The computer readable program instructions may also be loaded onto a computer, other programmable data processing apparatus, or other device to cause a series of operational steps to be performed on the computer, other programmable apparatus or other device to produce a computer implemented process, such that the instructions which execute on the computer, other programmable apparatus, or other device implement the functions/acts specified in the flowchart and/or block diagram block or blocks.
The flowchart and block diagrams in the Figures illustrate the architecture, functionality, and operation of possible implementations of systems, methods, and computer program products according to various embodiments of the present disclosure. In this regard, each block in the flowchart or block diagrams may represent a module, segment, or portion of instructions, which comprises one or more executable instructions for implementing the specified logical function(s). In some alternative implementations, the functions noted in the blocks may occur out of the order noted in the Figures. For example, two blocks shown in succession may, in fact, be accomplished as one step, executed concurrently, substantially concurrently, in a partially or wholly temporally overlapping manner, or the blocks may sometimes be executed in the reverse order, depending upon the functionality involved. It will also be noted that each block of the block diagrams and/or flowchart illustration, and combinations of blocks in the block diagrams and/or flowchart illustration, can be implemented by special purpose hardware-based systems that perform the specified functions or acts or carry out combinations of special purpose hardware and computer instructions.
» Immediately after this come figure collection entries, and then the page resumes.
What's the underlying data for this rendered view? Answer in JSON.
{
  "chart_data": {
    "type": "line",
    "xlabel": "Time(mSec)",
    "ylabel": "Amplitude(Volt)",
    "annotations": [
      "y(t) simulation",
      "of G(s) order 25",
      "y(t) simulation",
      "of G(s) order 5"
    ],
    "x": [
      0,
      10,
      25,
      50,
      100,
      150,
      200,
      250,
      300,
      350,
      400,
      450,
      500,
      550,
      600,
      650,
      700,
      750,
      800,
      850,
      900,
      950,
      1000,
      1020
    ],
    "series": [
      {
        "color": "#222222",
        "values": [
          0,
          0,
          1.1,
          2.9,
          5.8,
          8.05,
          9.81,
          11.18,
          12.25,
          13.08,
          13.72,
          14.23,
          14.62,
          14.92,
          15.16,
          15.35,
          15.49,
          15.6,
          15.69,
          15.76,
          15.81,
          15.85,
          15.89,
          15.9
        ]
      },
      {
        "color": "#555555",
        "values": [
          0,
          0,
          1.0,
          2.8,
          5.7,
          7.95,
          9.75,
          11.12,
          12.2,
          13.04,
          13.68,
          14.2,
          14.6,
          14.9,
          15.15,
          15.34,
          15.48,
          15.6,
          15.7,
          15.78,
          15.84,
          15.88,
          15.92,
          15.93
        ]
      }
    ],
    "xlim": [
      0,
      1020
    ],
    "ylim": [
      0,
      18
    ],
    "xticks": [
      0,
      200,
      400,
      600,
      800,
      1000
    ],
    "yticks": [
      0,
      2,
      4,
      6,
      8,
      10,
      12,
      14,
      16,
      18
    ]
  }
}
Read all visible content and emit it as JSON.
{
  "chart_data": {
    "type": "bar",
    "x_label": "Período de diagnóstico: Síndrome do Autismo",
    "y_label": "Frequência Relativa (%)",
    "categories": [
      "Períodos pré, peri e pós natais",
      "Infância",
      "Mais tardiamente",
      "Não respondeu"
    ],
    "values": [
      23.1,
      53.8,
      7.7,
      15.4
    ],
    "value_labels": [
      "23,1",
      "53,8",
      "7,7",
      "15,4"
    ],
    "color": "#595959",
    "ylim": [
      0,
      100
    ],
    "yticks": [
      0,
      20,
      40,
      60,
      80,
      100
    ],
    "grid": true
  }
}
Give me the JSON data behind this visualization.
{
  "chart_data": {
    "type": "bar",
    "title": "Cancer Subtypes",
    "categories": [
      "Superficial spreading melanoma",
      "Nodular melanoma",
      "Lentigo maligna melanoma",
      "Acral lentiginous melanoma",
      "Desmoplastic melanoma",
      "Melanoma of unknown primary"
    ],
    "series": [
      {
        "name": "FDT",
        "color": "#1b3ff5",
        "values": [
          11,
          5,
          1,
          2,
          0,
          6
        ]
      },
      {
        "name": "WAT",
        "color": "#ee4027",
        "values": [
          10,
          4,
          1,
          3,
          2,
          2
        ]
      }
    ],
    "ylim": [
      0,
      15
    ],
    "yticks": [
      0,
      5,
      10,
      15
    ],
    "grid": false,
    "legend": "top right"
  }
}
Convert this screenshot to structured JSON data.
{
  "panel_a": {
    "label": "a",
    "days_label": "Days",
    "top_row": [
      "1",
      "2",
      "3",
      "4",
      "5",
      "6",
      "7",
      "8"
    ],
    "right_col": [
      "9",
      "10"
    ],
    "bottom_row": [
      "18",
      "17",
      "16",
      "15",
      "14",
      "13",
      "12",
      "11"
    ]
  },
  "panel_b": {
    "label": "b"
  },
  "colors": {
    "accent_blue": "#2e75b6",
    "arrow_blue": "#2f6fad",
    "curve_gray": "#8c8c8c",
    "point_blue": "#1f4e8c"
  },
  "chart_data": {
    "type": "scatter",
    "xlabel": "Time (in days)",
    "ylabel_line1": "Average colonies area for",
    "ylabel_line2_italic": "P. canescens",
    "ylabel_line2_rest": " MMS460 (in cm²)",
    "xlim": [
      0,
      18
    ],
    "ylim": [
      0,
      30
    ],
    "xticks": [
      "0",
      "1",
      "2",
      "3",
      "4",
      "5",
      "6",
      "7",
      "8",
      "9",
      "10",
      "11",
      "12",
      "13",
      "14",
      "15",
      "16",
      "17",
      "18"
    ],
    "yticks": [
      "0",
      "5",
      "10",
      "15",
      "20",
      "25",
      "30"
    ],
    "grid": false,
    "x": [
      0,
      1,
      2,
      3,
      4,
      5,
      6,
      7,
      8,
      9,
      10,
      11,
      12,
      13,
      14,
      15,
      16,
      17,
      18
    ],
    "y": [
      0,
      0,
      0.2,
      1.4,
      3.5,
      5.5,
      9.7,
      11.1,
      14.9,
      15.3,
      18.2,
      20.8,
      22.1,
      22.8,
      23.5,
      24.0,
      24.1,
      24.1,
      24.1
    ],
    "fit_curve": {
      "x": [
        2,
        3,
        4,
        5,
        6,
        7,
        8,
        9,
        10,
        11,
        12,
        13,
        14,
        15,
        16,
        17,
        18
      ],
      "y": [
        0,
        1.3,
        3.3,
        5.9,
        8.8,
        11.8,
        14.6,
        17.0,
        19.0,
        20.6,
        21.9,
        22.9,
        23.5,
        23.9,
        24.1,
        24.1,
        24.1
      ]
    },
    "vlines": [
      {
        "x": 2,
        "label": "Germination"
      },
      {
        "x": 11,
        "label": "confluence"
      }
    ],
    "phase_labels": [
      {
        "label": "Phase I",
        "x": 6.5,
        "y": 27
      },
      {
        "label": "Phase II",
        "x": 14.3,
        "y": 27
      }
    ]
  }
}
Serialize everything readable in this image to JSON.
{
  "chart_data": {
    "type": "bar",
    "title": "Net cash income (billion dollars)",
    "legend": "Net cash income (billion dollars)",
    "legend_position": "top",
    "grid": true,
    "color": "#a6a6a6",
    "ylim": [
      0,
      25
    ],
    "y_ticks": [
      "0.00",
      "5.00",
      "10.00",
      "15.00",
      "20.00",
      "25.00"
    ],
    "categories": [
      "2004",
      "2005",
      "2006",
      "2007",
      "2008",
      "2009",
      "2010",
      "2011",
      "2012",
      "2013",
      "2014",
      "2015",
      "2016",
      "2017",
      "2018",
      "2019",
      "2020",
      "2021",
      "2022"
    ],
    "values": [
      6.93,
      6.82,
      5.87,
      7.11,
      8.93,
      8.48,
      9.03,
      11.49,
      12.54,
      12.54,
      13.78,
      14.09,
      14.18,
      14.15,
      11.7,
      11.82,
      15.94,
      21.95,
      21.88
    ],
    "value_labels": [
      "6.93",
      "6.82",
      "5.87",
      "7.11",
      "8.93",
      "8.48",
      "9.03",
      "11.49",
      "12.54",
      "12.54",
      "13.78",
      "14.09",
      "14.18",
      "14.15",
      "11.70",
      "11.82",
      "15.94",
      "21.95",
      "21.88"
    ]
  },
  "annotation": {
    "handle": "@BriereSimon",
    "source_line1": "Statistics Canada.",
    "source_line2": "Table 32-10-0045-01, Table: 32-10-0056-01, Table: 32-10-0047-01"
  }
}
The descriptions of the various embodiments of the present disclosure have been presented for purposes of illustration, but are not intended to be exhaustive or limited to the embodiments disclosed. Many modifications and variations will be apparent to those of ordinary skill in the art without departing from the scope and spirit of the described embodiments. The terminology used herein was chosen to best explain the principles of the embodiments, the practical application or technical improvement over technologies found in the marketplace, or to enable others of ordinary skill in the art to understand the embodiments disclosed herein.